Audio has also been a big deal to the Halo franchise since Halo 2, and this latest approach blew my mind with its quality. Guns have a crisp bark, each distinct, so I knew what an enemy was carrying and could determine a proper method of attack. Another audio standout was the game’s voice acting, particularly Jen Taylor as Cortana and series newcomer Darren O’Hare as Thomas Lasky. It’s because of Taylor that Cortana’s plight seems so dire and made me forget she was an AI, while O’Hare makes Lasky an incredibly likable sidekick. Steve Downes does an admirable job as Master Chief, but doesn’t really shine until the game’s closing chapters.
While Halo’s developers have taken pride in its campaign, it’s the multiplayer that serves as the series’ bread and butter. 343 has made a fair share of tweaks to the competitive side – known as War Games – that create what could best be described as a merger of Reach and Call of Duty. Players will have their loadouts like in Reach, but they will now feature tactical packages and support upgrades (i.e. perks) in addition to the standard primary weapon, secondary weapon, grenade, and armor ability options. These create a more diverse playing field and allow gamers to tailor their experience to their distinct styles. Personally, I have a tendency to reload often, so I found the Dexterity tactical package that hastens my reload and weapon swapping speed to be of great assistance.

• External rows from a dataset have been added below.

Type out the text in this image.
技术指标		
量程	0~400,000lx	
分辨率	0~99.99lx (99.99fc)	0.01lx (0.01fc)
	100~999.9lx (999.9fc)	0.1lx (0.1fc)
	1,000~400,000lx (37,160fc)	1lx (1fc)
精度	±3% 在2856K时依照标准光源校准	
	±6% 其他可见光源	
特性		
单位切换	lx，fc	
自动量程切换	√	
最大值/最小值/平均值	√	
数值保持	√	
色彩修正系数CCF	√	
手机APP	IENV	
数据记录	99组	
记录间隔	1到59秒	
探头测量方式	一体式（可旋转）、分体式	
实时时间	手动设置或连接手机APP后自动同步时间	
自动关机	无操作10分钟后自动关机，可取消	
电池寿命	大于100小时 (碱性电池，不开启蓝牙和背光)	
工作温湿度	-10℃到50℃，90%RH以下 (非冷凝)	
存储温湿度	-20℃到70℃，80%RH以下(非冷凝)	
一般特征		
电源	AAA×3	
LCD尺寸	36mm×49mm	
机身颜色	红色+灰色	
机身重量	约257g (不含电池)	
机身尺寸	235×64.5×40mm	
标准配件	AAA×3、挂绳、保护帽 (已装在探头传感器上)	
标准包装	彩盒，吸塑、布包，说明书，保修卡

As in the modern military shooters with which the game competes, Halo 4 players gradually unlock more custom loadouts and weapons as they level, and also earn bonuses, called ordinances, with points rewarded for everything from kills to objective completion. Importantly, the systems in place here don’t make the actual competitions uneven. As with all Halo games, those with skill, communication, and proper strategy can beat just about anyone regardless of what they’re packing. Plus, the action is still true to the series’ roots, established by Bungie. High jumping, assassinations, medals upon medals, tons of unlockable armor pieces, commendations, and more are still there. Instead of being a hideous monstrosity without its own identity, 343 has instead meshed the best of both worlds. It all comes together and works to perfection.
Other modes like Forge and Theater make a return as well in the game’s multiplayer suite with all the bells and whistles that have been there before. The game’s new co-op mode, Spartan Ops, instead offers a whole new and interesting way to play online with friends. Buddies aren’t necessary for the mode, but it’s encouraged and much easier.
Set six months after the ending of the campaign, Spartan Ops casts players in the role of Crimson Squad, a Spartan fire team scouring Requiem for artifacts and knowledge that can help them to better understand the Forerunners and their technology. There are a few new locales here, but some are taken straight from the campaign, which feels a bit lazy. Players also respawn upon death with no reversion to a checkpoint, so there is almost no danger of failure. Certain secondary objectives can be a bit tough to take on in the higher difficulties, but they’re not needed to beat the mode’s chapters. Despite the relative ease of Spartan Ops, the mode is still fun. Each episode’s introductory cutscene adds more to the story, and players earn medals, points, and commendations to keep their Spartans leveling.
While the Chief has been out of the fight for quite a while, it’s clear that under the direction of 343 Industries, he remains a force in the gaming universe. Halo 4 could have been a total disaster, ruining a cherished franchise and enraging fanboys across the world. Instead, it has become the series’ new high point. An engaging campaign, incredible sound design, a beautiful new engine, and an addictive multiplayer suite are just some of the reasons why this is the best Halo yet. It may even be the best game of the year.
Welcome home, Chief. You’ve been missed.